British Prime Minister Theresa May admitted Monday she had still not secured the votes needed to get her Brexit deal through parliament, raising again the prospect that Britain could crash out of the European Union in two weeks' time.
Labour leader Jeremy Corbyn met with Theresa May for over an hour on Monday, holding a "frank and comprehensive exchange of views", according to a statement from the main opposition party.
May urged lawmakers to back her deal, saying the only other options were cancelling or delaying Brexit. Addressing recent political turmoil over British soil on Brexit issue had been a complete chaos, a protestor from Bristol who attended Saturday's anti-Brexit demonstration, Gareth Rae, 59, said, "I would feel differently if this was a well-managed process and the government was taking sensible decisions".
He said there should be an "orderly" process to replace the Prime Minister, with a full leadership contest rather than an interim successor.
Earlier May told parliament "Unless this House agrees to it, no deal will not happen", prompting some lawmakers to say she had ruled out a "no deal" exit. Some lawmakers have asked May to name her departure date as the price for supporting her deal, though it was unclear when a third vote might take place.
Pushing for a longer delay and holding United Kingdom elections for the European Parliament would "unleash a torrent of pent-up frustration from voters", Fox warned, adding that he hasn't detected any change of sentiment in the country to reverse the original 2016 decision to leave the EU.
Now, Britain will leave on May 22 if the prime minister's deal is approved by parliament this week.
Meanwhile, the Sunday Times reported that 11 unidentified senior ministers could try to oust May today as she has become a toxic and erratic figure whose judgment has "gone haywire". While a "no-deal" scenario is not desirable, the European Union is prepared for it, the statement adds.
Monday's parliamentary votes are aimed at giving lawmakers greater control over what the country does next and could definitively pull Brexit out of May's hands in the coming days.Читайте также: Pinterest Files For An Initial Public Offering Of Stock On NYSE
"We don't want a no-deal Brexit, we'd much rather have the Withdrawal Agreement, but if it is to be a no-deal, let's do it quickly", said the European Union official under condition of anonymity.
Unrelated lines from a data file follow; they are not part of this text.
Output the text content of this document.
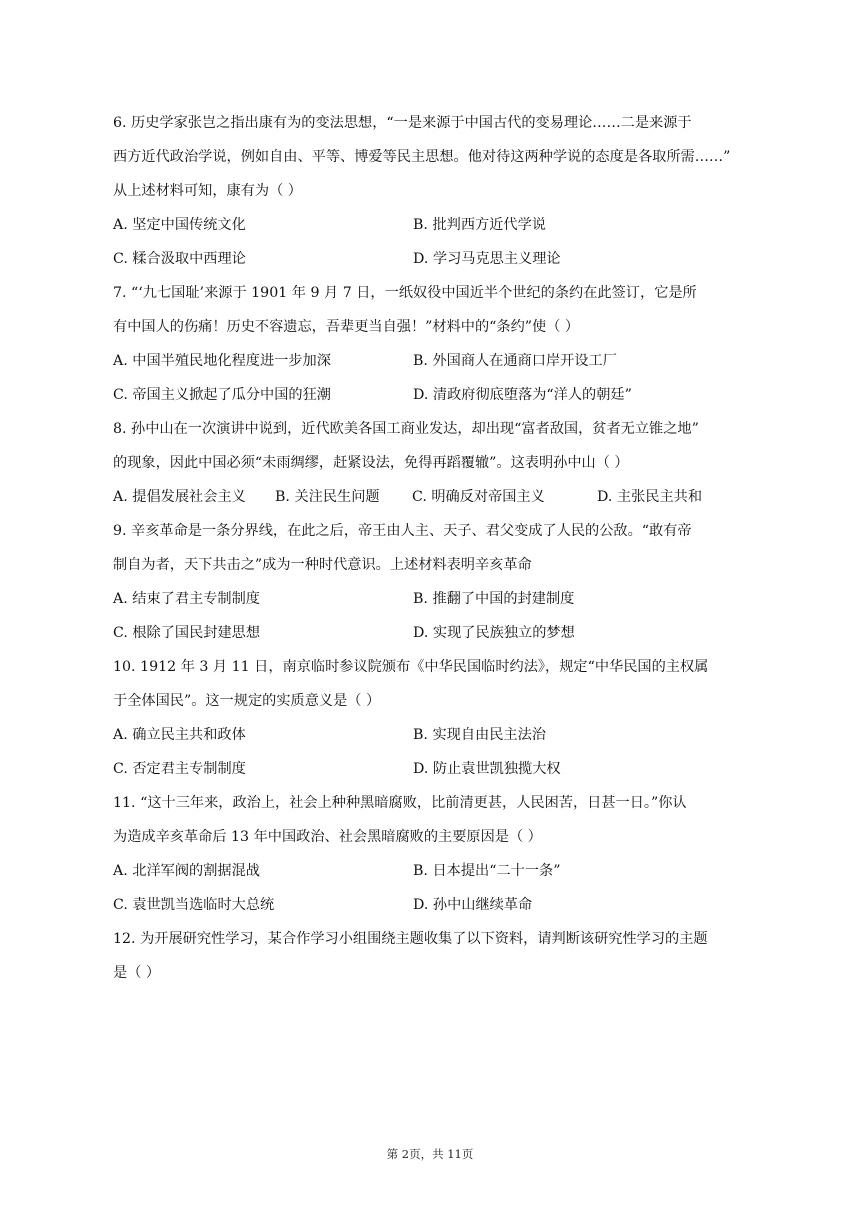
6. 历史学家张岂之指出康有为的变法思想，“一是来源于中国古代的变易理论……二是来源于
西方近代政治学说，例如自由、平等、博爱等民主思想。他对待这两种学说的态度是各取所需……”
从上述材料可知，康有为（ ）
A. 坚定中国传统文化	B. 批判西方近代学说
C. 糅合汲取中西理论	D. 学习马克思主义理论
7. “‘九七国耻’来源于 1901 年 9 月 7 日，一纸奴役中国近半个世纪的条约在此签订，它是所
有中国人的伤痛！历史不容遗忘，吾辈更当自强！”材料中的“条约”使（ ）
A. 中国半殖民地化程度进一步加深	B. 外国商人在通商口岸开设工厂
C. 帝国主义掀起了瓜分中国的狂潮	D. 清政府彻底堕落为“洋人的朝廷”
8. 孙中山在一次演讲中说到，近代欧美各国工商业发达，却出现“富者敌国，贫者无立锥之地”
的现象，因此中国必须“未雨绸缪，赶紧设法，免得再蹈覆辙”。这表明孙中山（ ）
A. 提倡发展社会主义	B. 关注民生问题	C. 明确反对帝国主义	D. 主张民主共和
9. 辛亥革命是一条分界线，在此之后，帝王由人主、天子、君父变成了人民的公敌。“敢有帝
制自为者，天下共击之”成为一种时代意识。上述材料表明辛亥革命
A. 结束了君主专制制度	B. 推翻了中国的封建制度
C. 根除了国民封建思想	D. 实现了民族独立的梦想
10. 1912 年 3 月 11 日，南京临时参议院颁布《中华民国临时约法》，规定“中华民国的主权属
于全体国民”。这一规定的实质意义是（ ）
A. 确立民主共和政体	B. 实现自由民主法治
C. 否定君主专制制度	D. 防止袁世凯独揽大权
11. “这十三年来，政治上，社会上种种黑暗腐败，比前清更甚，人民困苦，日甚一日。”你认
为造成辛亥革命后 13 年中国政治、社会黑暗腐败的主要原因是（ ）
A. 北洋军阀的割据混战	B. 日本提出“二十一条”
C. 袁世凯当选临时大总统	D. 孙中山继续革命
12. 为开展研究性学习，某合作学习小组围绕主题收集了以下资料，请判断该研究性学习的主题
是（ ）
第 2页，共 11页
Michael Gove, David Lidington and Philip Hammond were all forced to come out and deny a looming coup against the prime minister over the weekend, after discussion around her possible exit date grew.
Parliament may take a series of votes this week to determine what proposals, if any, could command majority support.
Former foreign secretary Boris Johnson, who was one of a group of prominent Brexiteers to meeting Mrs May at Chequers on Sunday, claimed the Government had "chickened out" of delivering Brexit. "If she really wants her deal to go through Parliament, the PM could still set out convincing proofs of how the next phase of the negotiations - when all key questions are to be settled - will be different to the first", he wrote.При любом использовании материалов сайта и дочерних проектов, гиперссылка на обязательна.